PPI Principles is a one page unofficial document, which Reinier Bakels set forth in a reaction to the attempts to ratify the so called Pirate Manifesto.
- The purpose of the „Pirate“ movement is to strive for a balanced public information and culture policy in the Information Age. „Information policy“ includes (but is not necessarily limited to):
- So-called „intellectual property“: copyright, patent law, trademark law etc.
- Privacy in the broadest sense of the word.
- The problem is the lack of balance in the political process:
- „Intellectual property“ policy presently is geared almost exclusively to the interests of the potential rights owners, instead of the general interest, for purposes such as the promotion of culture and innovation.
- Privacy is unduly sacrificed for safety and law enforcement purposes.
- The method of the Pirate movement is to politicise these issues, and to strive for a proper political representation of interests in order to restore the balance of arguments on these issues.
- Politics require a practical approach, geared towards decision making. Coalitions and compromises are not excluded as a matter of principle, if only the policy can be improved in the direction desired by the Pirate movement.

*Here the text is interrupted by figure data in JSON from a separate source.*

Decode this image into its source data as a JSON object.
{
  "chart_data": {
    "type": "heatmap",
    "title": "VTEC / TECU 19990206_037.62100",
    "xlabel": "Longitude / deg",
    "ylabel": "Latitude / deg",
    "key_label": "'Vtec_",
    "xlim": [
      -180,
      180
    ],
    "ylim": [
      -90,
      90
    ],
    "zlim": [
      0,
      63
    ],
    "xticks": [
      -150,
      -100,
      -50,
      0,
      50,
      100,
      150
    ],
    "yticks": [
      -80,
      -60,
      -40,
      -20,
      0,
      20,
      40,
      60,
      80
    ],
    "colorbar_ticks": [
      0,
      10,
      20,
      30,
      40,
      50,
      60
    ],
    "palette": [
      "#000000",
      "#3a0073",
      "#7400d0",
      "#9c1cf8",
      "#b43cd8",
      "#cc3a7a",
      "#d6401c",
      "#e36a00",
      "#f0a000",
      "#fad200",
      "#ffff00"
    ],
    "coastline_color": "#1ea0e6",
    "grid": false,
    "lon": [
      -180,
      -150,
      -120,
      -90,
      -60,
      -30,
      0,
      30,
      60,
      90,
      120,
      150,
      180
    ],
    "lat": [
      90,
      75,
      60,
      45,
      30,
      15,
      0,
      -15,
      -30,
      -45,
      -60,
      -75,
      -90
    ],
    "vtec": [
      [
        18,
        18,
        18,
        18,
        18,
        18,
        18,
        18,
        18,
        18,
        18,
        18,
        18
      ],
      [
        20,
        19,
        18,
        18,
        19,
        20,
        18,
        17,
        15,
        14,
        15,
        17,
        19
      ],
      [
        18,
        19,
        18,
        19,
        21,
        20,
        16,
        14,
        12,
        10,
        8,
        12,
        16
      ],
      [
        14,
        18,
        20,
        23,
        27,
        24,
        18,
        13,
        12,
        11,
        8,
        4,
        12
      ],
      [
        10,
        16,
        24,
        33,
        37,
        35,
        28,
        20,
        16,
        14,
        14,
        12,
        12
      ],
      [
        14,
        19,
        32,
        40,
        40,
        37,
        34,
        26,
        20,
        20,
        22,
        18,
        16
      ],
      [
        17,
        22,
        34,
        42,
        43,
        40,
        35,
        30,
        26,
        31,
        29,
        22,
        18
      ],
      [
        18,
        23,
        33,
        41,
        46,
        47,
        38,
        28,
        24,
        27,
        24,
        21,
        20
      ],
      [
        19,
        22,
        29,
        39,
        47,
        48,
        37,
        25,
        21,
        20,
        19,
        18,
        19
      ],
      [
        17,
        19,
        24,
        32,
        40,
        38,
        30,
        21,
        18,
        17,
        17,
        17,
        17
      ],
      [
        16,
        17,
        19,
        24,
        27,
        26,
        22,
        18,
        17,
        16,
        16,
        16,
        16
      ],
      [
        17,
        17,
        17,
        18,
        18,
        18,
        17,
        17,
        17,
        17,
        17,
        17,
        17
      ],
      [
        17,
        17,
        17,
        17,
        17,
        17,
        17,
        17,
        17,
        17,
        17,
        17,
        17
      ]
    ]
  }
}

- Presently, the general public may not be properly informed on the Pirate movement issues, if only due to persistent disinformation campaigns by opponents. So there should be a strong emphasis on educating the general public.
- Unlike some populist parties, Pirates do not question the present political system per se, but exploit it.
- Pirate Parties should foster the highest level of political ethics. Their opinions may (and will) be considered unusual, but should always be seen as reasonable, realistic, and „decent“. Ethics are an important asset against opponents who do not observe ethics, or make false ethics claims.